Scelte e gestione della rotazione
In chiave gestione, Conte ha scelto di preservare i titolari in vista della Champions. McTominay e Hojlund sono rimasti in tribuna, mentre Beukema non è stato rischiato contro il Milan; Rrahmani è rimasto indisponibile e Buongiorno ha accusato un infortunio. In campo, Gilmour è stato schierato in cabina di regia al posto di Lobotka, ma la sua prova non è apparsa all’altezza delle aspettative, con Di Lorenzo che non ha brillato come suo solito.
Profondità della rosa e direzione tecnica
La serata ha acceso dubbi sulla profondità della rosa: non è solo Lucca a pesare, ma la capacità di alcuni rimpiazzi di fornire alternative affidabili. Conte ha sottolineato che la crescita della squadra passerà anche attraverso i nuovi innesti e ha lanciato una chiara indicazione sulle responsabilità collettive, con particolare riferimento al rapporto tra risorse disponibili e obiettivi stagionali. Le sue parole hanno certamente lasciato intravedere una linea di responsabilità che mira a un salto di qualità complessivo.
Prossima tappa: la Champions contro il PSV
La missione immediata diventa la Champions League: mercoledì il Napoli affronterà il PSV Eindhoven, un banco di prova cruciale per misurare l’equilibrio tra due fronti e la capacità di gestire il carico di lavoro. L’esempio di Conte, arricchito dall’esperienza maturata in Premier League, potrebbe rivelarsi determinante per trasformare la doppia competizione in un valore aggiunto piuttosto che in un ostacolo, se saprà gestire rotazioni e risorse con saggezza.
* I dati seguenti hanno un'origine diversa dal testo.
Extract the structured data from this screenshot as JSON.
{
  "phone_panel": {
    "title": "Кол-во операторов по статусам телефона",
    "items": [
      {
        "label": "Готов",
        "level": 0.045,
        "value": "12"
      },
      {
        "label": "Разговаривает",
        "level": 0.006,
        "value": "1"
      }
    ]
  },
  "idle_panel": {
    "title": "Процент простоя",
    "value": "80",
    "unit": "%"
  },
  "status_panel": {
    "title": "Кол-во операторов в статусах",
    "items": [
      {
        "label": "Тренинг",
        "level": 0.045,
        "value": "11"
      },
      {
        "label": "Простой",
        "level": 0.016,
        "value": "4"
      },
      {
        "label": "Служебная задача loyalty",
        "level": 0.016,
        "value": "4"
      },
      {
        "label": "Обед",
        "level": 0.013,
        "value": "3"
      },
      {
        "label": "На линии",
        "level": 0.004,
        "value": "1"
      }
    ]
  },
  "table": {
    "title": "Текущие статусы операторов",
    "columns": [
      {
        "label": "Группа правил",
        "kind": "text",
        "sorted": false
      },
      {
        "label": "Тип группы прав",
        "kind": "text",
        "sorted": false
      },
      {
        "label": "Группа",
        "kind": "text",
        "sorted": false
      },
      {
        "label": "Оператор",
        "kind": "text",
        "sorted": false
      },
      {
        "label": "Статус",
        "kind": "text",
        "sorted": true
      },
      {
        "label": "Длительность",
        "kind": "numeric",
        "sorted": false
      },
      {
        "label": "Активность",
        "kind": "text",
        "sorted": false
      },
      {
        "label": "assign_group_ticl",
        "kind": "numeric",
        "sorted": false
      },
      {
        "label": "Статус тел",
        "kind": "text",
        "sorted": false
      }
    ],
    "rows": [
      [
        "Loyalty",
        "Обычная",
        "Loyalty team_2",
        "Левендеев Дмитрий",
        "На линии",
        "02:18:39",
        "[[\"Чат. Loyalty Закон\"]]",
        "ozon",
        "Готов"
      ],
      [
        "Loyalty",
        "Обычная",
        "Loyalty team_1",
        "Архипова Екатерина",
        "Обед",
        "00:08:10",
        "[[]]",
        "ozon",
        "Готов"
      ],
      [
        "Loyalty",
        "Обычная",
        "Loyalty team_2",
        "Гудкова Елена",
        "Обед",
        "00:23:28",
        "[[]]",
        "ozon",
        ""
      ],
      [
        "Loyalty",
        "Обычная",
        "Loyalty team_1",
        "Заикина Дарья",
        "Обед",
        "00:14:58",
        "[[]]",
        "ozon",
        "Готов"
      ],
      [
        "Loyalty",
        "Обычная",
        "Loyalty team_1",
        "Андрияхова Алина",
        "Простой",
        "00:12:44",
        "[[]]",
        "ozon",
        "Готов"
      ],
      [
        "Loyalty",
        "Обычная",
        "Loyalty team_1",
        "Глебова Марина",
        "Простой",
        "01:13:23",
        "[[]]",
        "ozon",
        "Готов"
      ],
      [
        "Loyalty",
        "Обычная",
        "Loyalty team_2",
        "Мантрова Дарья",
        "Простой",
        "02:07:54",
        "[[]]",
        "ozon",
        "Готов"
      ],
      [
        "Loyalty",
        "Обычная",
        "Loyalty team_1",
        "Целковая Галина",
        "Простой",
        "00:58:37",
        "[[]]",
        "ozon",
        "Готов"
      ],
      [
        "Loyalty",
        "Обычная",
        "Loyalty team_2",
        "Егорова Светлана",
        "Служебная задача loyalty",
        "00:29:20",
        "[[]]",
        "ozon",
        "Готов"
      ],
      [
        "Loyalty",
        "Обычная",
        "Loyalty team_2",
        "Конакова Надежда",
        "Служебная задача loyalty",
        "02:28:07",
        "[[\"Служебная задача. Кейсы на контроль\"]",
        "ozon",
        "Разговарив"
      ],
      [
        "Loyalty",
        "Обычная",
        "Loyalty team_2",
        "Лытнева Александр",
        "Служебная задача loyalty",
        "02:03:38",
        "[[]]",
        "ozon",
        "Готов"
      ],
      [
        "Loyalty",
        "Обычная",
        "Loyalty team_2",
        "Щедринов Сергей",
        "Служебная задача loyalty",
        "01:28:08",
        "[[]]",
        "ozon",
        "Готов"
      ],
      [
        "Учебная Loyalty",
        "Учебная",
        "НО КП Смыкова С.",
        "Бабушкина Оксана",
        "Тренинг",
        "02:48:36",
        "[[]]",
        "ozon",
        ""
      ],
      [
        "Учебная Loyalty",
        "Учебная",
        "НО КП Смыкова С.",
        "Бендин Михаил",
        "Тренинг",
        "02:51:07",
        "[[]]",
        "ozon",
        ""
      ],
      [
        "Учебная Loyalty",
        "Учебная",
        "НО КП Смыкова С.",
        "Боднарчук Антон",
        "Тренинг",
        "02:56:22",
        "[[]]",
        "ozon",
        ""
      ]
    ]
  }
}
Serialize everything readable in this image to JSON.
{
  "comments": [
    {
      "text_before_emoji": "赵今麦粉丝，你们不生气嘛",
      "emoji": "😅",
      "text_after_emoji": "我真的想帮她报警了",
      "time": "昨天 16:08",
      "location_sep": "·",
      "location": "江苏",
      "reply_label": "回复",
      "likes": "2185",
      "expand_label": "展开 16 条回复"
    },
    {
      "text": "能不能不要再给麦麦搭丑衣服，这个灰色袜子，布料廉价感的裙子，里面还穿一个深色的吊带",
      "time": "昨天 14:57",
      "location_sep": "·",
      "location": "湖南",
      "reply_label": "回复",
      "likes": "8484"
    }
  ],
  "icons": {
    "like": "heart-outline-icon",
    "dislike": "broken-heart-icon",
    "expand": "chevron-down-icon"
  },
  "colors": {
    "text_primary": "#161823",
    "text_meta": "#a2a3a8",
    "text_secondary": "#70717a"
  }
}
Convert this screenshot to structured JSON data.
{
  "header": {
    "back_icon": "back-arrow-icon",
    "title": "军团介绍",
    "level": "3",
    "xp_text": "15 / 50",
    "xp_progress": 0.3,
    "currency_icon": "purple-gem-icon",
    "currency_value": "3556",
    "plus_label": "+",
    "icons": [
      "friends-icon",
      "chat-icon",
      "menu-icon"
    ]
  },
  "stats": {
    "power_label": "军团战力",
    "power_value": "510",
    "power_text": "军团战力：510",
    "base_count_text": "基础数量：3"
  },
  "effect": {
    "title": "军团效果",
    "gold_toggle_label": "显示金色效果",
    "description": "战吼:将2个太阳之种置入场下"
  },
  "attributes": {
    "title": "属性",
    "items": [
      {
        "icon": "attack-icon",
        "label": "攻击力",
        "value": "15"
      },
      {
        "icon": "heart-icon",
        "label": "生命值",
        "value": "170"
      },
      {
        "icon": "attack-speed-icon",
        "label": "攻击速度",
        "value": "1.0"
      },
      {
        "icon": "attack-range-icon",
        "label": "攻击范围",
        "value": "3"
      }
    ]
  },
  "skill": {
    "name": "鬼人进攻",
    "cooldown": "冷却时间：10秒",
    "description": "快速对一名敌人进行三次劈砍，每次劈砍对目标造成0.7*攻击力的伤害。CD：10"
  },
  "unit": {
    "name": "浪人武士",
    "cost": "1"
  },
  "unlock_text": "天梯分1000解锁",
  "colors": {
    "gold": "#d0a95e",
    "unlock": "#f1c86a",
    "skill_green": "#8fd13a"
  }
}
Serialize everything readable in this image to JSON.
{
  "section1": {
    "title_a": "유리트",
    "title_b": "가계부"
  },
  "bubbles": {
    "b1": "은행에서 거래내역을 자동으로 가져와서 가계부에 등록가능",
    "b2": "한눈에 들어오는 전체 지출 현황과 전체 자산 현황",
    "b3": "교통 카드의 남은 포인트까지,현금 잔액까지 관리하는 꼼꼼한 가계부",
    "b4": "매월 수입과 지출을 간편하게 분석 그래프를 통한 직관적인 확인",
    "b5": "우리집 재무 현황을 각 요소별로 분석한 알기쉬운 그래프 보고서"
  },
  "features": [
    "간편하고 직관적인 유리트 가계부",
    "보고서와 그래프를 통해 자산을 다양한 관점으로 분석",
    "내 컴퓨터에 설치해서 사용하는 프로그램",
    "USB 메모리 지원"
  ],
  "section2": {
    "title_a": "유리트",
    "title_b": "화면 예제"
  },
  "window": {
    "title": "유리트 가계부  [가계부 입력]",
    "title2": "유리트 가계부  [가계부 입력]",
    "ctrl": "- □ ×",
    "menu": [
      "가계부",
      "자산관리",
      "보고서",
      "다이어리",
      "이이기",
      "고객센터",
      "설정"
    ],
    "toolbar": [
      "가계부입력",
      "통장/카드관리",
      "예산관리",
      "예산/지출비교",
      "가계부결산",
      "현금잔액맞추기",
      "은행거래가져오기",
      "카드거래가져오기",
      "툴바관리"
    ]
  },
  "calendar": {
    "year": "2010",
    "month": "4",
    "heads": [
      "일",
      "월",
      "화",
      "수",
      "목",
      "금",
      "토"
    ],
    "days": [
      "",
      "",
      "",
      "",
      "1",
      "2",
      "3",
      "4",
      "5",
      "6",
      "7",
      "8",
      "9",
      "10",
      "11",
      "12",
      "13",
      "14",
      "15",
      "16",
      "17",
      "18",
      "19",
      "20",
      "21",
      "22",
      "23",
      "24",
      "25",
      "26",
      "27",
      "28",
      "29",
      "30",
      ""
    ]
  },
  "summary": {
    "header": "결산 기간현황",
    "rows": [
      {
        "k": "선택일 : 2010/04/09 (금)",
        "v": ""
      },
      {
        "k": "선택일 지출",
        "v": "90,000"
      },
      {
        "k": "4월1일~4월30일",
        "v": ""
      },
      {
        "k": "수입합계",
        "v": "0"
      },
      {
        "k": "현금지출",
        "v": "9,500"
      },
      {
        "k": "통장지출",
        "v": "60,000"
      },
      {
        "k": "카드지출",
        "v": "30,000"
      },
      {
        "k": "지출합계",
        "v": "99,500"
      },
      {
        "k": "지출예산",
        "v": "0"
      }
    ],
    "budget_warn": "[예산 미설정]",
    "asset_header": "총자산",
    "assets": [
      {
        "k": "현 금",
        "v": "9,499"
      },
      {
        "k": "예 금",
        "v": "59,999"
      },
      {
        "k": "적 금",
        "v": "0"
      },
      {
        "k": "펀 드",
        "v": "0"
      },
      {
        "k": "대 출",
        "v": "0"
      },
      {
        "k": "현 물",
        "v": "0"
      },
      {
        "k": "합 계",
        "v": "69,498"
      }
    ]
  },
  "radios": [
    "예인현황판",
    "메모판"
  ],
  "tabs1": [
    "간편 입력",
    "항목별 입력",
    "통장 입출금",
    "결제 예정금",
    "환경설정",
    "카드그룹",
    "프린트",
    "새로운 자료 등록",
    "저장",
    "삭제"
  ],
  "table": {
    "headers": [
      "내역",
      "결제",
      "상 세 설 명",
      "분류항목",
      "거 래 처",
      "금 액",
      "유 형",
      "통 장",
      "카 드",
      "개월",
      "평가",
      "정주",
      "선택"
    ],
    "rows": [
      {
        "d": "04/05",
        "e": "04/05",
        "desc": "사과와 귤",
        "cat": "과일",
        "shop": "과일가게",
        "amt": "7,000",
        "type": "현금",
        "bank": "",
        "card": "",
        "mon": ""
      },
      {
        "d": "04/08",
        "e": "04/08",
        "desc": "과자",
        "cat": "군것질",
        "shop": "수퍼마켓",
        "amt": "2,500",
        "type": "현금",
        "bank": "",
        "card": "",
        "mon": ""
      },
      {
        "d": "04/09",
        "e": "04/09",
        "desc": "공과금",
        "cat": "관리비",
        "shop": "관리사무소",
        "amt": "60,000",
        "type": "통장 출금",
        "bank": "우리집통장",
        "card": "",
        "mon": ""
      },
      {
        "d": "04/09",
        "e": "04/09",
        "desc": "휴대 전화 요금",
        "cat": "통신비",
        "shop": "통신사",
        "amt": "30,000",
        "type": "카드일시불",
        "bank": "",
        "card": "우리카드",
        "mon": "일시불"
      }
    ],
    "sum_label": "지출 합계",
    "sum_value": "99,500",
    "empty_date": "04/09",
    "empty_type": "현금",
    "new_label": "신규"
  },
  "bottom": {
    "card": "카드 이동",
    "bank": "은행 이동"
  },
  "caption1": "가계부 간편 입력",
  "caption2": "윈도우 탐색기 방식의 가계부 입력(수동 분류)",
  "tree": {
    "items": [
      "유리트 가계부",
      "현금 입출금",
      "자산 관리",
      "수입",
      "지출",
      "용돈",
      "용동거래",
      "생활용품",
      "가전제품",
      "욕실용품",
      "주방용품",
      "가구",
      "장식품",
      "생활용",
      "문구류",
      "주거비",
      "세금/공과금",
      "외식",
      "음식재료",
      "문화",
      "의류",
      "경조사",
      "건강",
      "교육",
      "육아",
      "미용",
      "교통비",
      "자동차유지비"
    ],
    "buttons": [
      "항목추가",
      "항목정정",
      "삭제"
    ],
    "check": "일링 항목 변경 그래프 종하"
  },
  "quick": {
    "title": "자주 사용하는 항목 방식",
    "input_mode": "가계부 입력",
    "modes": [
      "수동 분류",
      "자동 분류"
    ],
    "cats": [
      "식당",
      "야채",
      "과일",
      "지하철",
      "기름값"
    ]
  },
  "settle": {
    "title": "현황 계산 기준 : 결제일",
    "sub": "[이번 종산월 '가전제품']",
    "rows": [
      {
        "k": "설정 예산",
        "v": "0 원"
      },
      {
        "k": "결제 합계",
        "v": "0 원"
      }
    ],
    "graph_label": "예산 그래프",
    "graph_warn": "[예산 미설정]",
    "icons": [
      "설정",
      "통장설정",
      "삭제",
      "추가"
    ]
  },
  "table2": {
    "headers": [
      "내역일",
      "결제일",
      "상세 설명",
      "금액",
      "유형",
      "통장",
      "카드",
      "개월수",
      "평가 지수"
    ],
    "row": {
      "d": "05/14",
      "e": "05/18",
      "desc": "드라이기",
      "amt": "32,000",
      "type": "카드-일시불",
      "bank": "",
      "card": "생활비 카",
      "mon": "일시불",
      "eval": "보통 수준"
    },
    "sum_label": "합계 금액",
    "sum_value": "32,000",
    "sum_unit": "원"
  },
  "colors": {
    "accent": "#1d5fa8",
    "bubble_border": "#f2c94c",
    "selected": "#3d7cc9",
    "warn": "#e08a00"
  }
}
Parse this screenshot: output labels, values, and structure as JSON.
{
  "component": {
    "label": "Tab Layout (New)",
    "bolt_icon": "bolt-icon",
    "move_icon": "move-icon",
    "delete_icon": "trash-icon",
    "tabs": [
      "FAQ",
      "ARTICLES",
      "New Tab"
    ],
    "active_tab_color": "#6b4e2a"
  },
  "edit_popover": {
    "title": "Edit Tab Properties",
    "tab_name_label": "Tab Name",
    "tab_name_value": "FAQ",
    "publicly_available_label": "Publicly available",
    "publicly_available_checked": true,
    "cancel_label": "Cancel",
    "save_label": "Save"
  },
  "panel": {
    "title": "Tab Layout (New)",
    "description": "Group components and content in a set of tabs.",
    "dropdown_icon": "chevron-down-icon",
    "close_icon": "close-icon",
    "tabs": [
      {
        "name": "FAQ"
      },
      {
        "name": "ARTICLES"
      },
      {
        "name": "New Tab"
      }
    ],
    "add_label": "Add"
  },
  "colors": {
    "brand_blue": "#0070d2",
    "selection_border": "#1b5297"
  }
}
Il Napoli dovrà quindi assumere una gestione oculata della doppia competizione: è una fase chiave per difendere il titolo conquistato lo scorso maggio, ma soprattutto per consolidare una squadra che, nonostante i segnali di crescita, resta chiamata a dimostrare continuità sul lungo periodo.
Sintesi Agenzia: Tre nodi per Conte: Lucca deve ritrovare lucidità offensiva, la panchina deve offrire alternative credibili e la gestione del doppio impegno va ottimizzata. Napoli affronta il PSV Eindhoven con l’obiettivo di dimostrare equilibrio e crescita. Il carico di lavoro sarà determinante per difendere il titolo. L’esperienza maturata in Premier League può fare la differenza nelle rotazioni e nelle scelte tattiche.